Flüchtlinge:Zurück nach Afghanistan

Bundesinnenminister Thomas de Maizière will mit Abschiebungen das Signal aussenden, dass nicht alle Flüchtlinge in Deutschland Asyl bekommen. Nun soll es die erste Sammelabschiebung abgelehnter Asylbewerber geben.

Von Jan Bielicki

Erstmals sind 34 abgelehnte afghanische Asylbewerber per Sammelabschiebung aus Deutschland Richtung Kabul geflogen worden. Bayerns Innenminister Joachim Herrmann (CSU) bestätigte damit am Mittwochabend die Berichte der Flüchtlingslobbyorganisation NoBorder sowie des Spiegel und der ARD, wonach bis zu 50 abgelehnte Asylbewerber zurück in ihre vom Bürgerkrieg zerrüttete Heimat gebracht werden sollten. Das Bundesinnenministerium wollte den Start bis zum späten Abend nicht bestätigen, "weil wir grundsätzlich erst nach deren Abschluss zu solchen Maßnahmen sprechen, schon um deren Durchführung nicht zu gefährden", wie ein Sprecher sagte. Das Ministerium hatte jedoch bereits angekündigt, einen ersten Rückführungsflug noch vor Jahresende starten zu lassen.

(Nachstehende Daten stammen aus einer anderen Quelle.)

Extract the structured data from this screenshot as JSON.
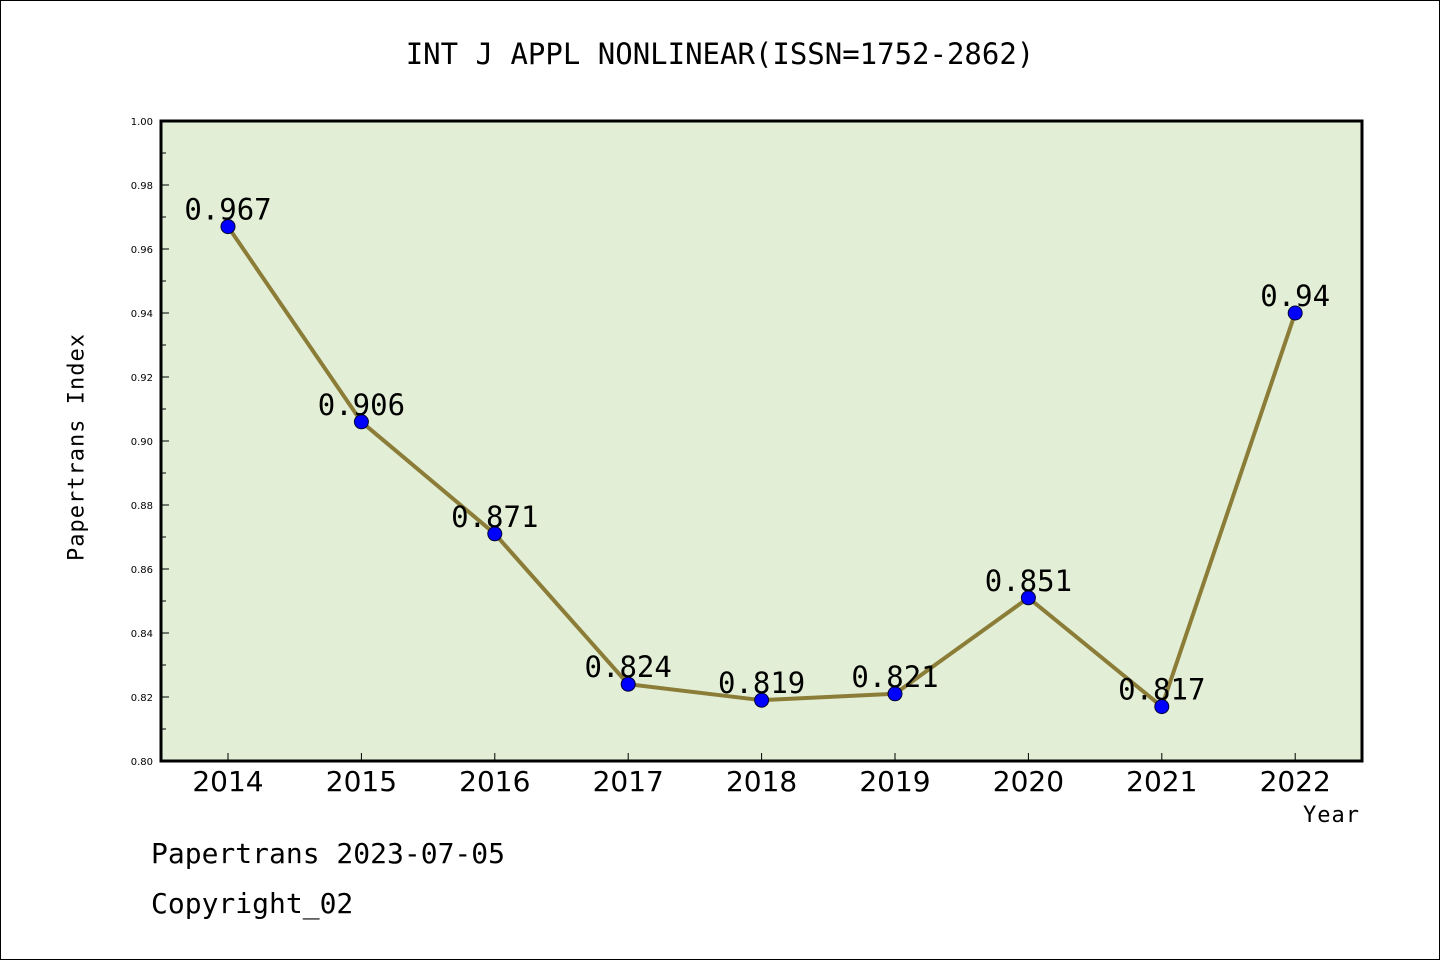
{
  "colors": {
    "plot_background": "#e2efd6",
    "line": "#8b7d38",
    "marker": "#0000ff",
    "axis": "#000000"
  },
  "footer": {
    "date": "Papertrans 2023-07-05",
    "copyright": "Copyright_02"
  },
  "chart_data": {
    "type": "line",
    "title": "INT J APPL NONLINEAR(ISSN=1752-2862)",
    "xlabel": "Year",
    "ylabel": "Papertrans Index",
    "categories": [
      "2014",
      "2015",
      "2016",
      "2017",
      "2018",
      "2019",
      "2020",
      "2021",
      "2022"
    ],
    "values": [
      0.967,
      0.906,
      0.871,
      0.824,
      0.819,
      0.821,
      0.851,
      0.817,
      0.94
    ],
    "data_labels": [
      "0.967",
      "0.906",
      "0.871",
      "0.824",
      "0.819",
      "0.821",
      "0.851",
      "0.817",
      "0.94"
    ],
    "ylim": [
      0.8,
      1.0
    ],
    "yticks": [
      "0.80",
      "0.82",
      "0.84",
      "0.86",
      "0.88",
      "0.90",
      "0.92",
      "0.94",
      "0.96",
      "0.98",
      "1.00"
    ],
    "grid": false,
    "legend": "none"
  }
}
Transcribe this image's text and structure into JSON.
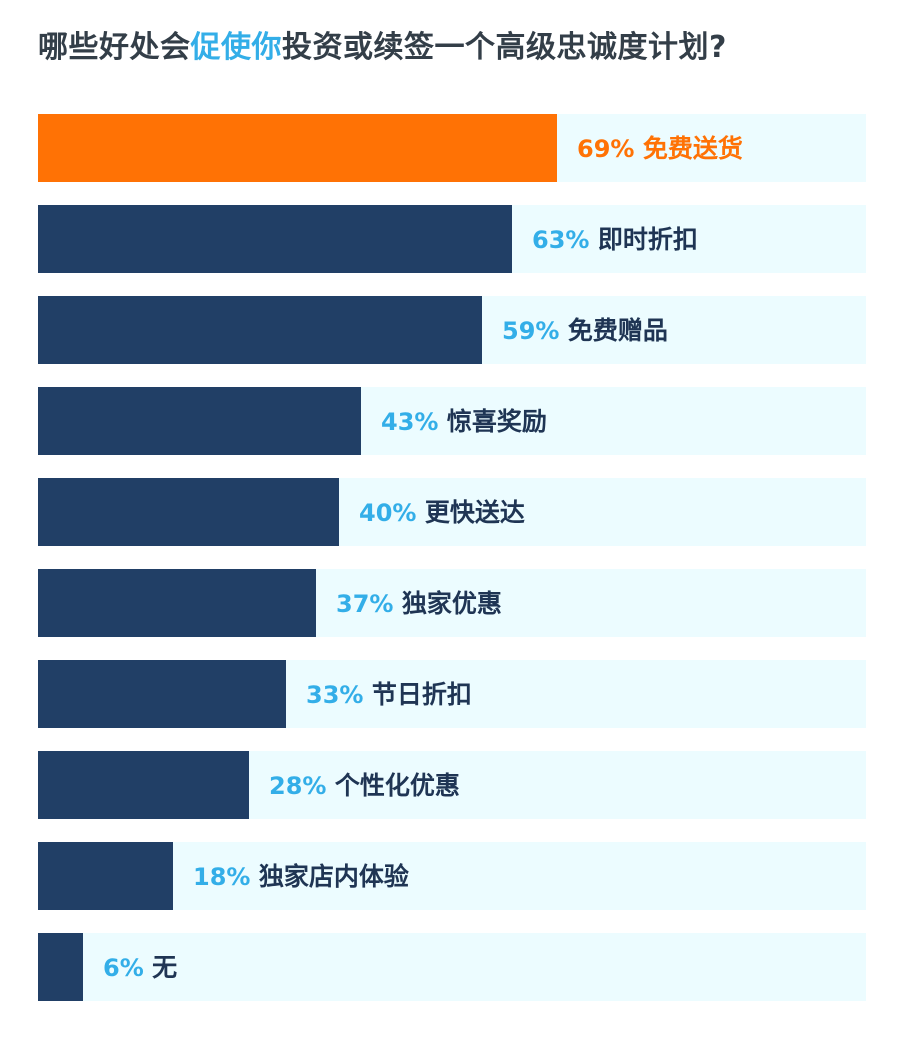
{
  "title": {
    "part1": "哪些好处会",
    "highlight": "促使你",
    "part2": "投资或续签一个高级忠诚度计划?"
  },
  "colors": {
    "highlight_bar": "#ff7205",
    "bar": "#213f66",
    "track": "#ecfcff",
    "percent_text": "#33aee8",
    "label_text": "#1f3554",
    "title_text": "#333e48",
    "title_highlight": "#33aee8"
  },
  "chart_data": {
    "type": "bar",
    "orientation": "horizontal",
    "title": "哪些好处会促使你投资或续签一个高级忠诚度计划?",
    "unit": "%",
    "xlim": [
      0,
      100
    ],
    "grid": false,
    "legend": "none",
    "highlight_index": 0,
    "categories": [
      "免费送货",
      "即时折扣",
      "免费赠品",
      "惊喜奖励",
      "更快送达",
      "独家优惠",
      "节日折扣",
      "个性化优惠",
      "独家店内体验",
      "无"
    ],
    "values": [
      69,
      63,
      59,
      43,
      40,
      37,
      33,
      28,
      18,
      6
    ]
  }
}
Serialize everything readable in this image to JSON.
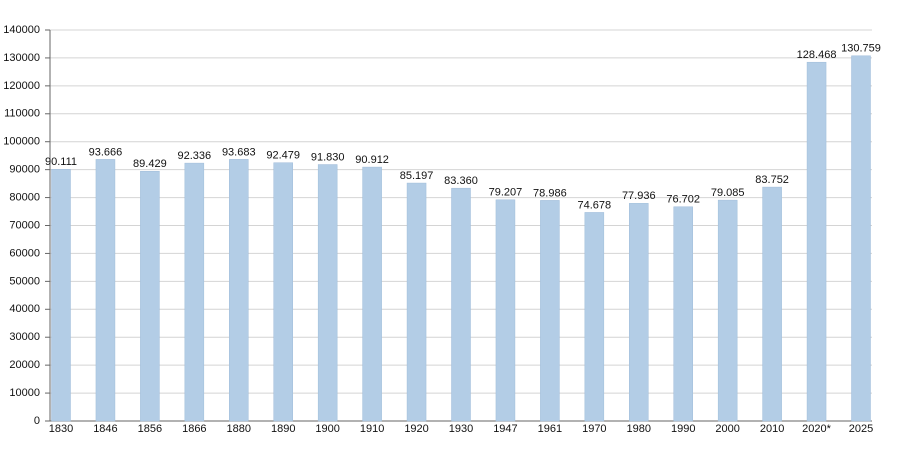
{
  "chart_data": {
    "type": "bar",
    "categories": [
      "1830",
      "1846",
      "1856",
      "1866",
      "1880",
      "1890",
      "1900",
      "1910",
      "1920",
      "1930",
      "1947",
      "1961",
      "1970",
      "1980",
      "1990",
      "2000",
      "2010",
      "2020*",
      "2025"
    ],
    "values": [
      90111,
      93666,
      89429,
      92336,
      93683,
      92479,
      91830,
      90912,
      85197,
      83360,
      79207,
      78986,
      74678,
      77936,
      76702,
      79085,
      83752,
      128468,
      130759
    ],
    "value_labels": [
      "90.111",
      "93.666",
      "89.429",
      "92.336",
      "93.683",
      "92.479",
      "91.830",
      "90.912",
      "85.197",
      "83.360",
      "79.207",
      "78.986",
      "74.678",
      "77.936",
      "76.702",
      "79.085",
      "83.752",
      "128.468",
      "130.759"
    ],
    "color": "#b3cde6",
    "ylim": [
      0,
      140000
    ],
    "yticks": [
      0,
      10000,
      20000,
      30000,
      40000,
      50000,
      60000,
      70000,
      80000,
      90000,
      100000,
      110000,
      120000,
      130000,
      140000
    ],
    "grid": true
  }
}
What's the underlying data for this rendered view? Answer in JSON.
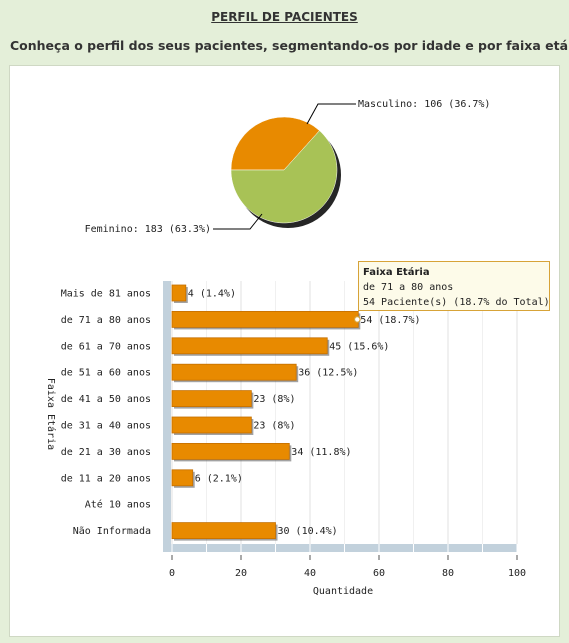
{
  "header": {
    "title": "PERFIL DE PACIENTES",
    "subtitle": "Conheça o perfil dos seus pacientes, segmentando-os por idade e por faixa etária."
  },
  "colors": {
    "orange": "#e88a00",
    "green": "#a8c256",
    "axis_band": "#c2d1dc"
  },
  "chart_data": [
    {
      "type": "pie",
      "slices": [
        {
          "label": "Masculino: 106 (36.7%)",
          "name": "Masculino",
          "value": 106,
          "percent": 36.7,
          "color": "#e88a00"
        },
        {
          "label": "Feminino: 183 (63.3%)",
          "name": "Feminino",
          "value": 183,
          "percent": 63.3,
          "color": "#a8c256"
        }
      ]
    },
    {
      "type": "bar",
      "orientation": "horizontal",
      "ylabel": "Faixa Etária",
      "xlabel": "Quantidade",
      "xlim": [
        0,
        100
      ],
      "xticks": [
        0,
        20,
        40,
        60,
        80,
        100
      ],
      "categories": [
        "Mais de 81 anos",
        "de 71 a 80 anos",
        "de 61 a 70 anos",
        "de 51 a 60 anos",
        "de 41 a 50 anos",
        "de 31 a 40 anos",
        "de 21 a 30 anos",
        "de 11 a 20 anos",
        "Até 10 anos",
        "Não Informada"
      ],
      "values": [
        4,
        54,
        45,
        36,
        23,
        23,
        34,
        6,
        0,
        30
      ],
      "labels": [
        "4 (1.4%)",
        "54 (18.7%)",
        "45 (15.6%)",
        "36 (12.5%)",
        "23 (8%)",
        "23 (8%)",
        "34 (11.8%)",
        "6 (2.1%)",
        "",
        "30 (10.4%)"
      ],
      "color": "#e88a00",
      "tooltip": {
        "title": "Faixa Etária",
        "line1": "de 71 a 80 anos",
        "line2": "54 Paciente(s) (18.7% do Total)",
        "category_index": 1
      }
    }
  ]
}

Der Flug ist die erste Sammelabschiebung abgelehnter Asylbewerber aus Afghanistan, seit die Bundesregierung und die EU-Kommission sich im Oktober mit der Regierung in Kabul auf eine stärkere Zusammenarbeit "im Bereich der Migration und Rückkehr", so der Titel einer gemeinsamen Erklärung, verständigt hatten. Ende September galten laut Bundesinnenministerium 12 539 Afghanen als ausreisepflichtig. 11 500 von ihnen hatten aber eine Duldung und müssen darum nicht befürchten, sofort abgeschoben zu werden.

Flüchtlinge: Bundesinnenminister Thomas de Maizière will mit Abschiebungen nach Afghanistan das Signal aussenden, dass nicht alle Flüchtlinge in Deutschland Asyl bekommen.

Bundesinnenminister Thomas de Maizière will mit Abschiebungen nach Afghanistan das Signal aussenden, dass nicht alle Flüchtlinge in Deutschland Asyl bekommen.

(Foto: Tobias Schwarz/AFP)

Kurz vor Abflug der Maschine stoppte das Bundesverfassungsgericht die Abschiebung eines der Asylbewerber. Das Gericht gab dem Antrag des 29-Jährigen auf Erlass einer einstweiligen Anordnung statt, weil ihm sonst die Möglichkeit weitgehend verwehrt wäre, seinen Asylfolgeantrag weiterzuverfolgen. Die Frage, ob Abschiebungen nach Afghanistan derzeit verfassungsrechtlich zulässig sind, ließ das Gericht ausdrücklich offen. Nach Angaben des Bayerischen Flüchtlingsrats sind außerdem noch zehn weitere Afghanen aus dem Flieger herausgeholt worden. Bei Menschenrechtsgruppen und Opposition stieß die geplante Gruppenabschiebung auf heftigen Protest. "Einfach Menschen nach Kabul fliegen, ausladen und sie ihrem ungewissen Schicksal überlassen, ist verantwortungslos", sagte Günter Burkhardt, Geschäftsführer der Organisation Pro Asyl. Afghanistan sei "eines der gefährlichsten Länder der Welt", sagte die grüne Parteivorsitzende Simone Peter. Die Bundesregierung dagegen hält einige Regionen Afghanistans für sicher. Auch die Internationale Organisation für Migration (IOM) führt nach eigenen Angaben freiwillige Ausreisen aus Deutschland nach Afghanistan durch, weil es in einigen Regionen ausreichend sicher sei. Tatsächlich ist die Lage schwierig. Pakistan und Iran schicken seit Monaten Flüchtlinge zurück nach Afghanistan. Dort ist die Zahl der Vertriebenen dramatisch gestiegen: Die UN zählten mehr als 150 000 Menschen, die allein im Oktober innerhalb Afghanistans geflohen waren - die höchste Zahl in den vergangenen fünf Jahren.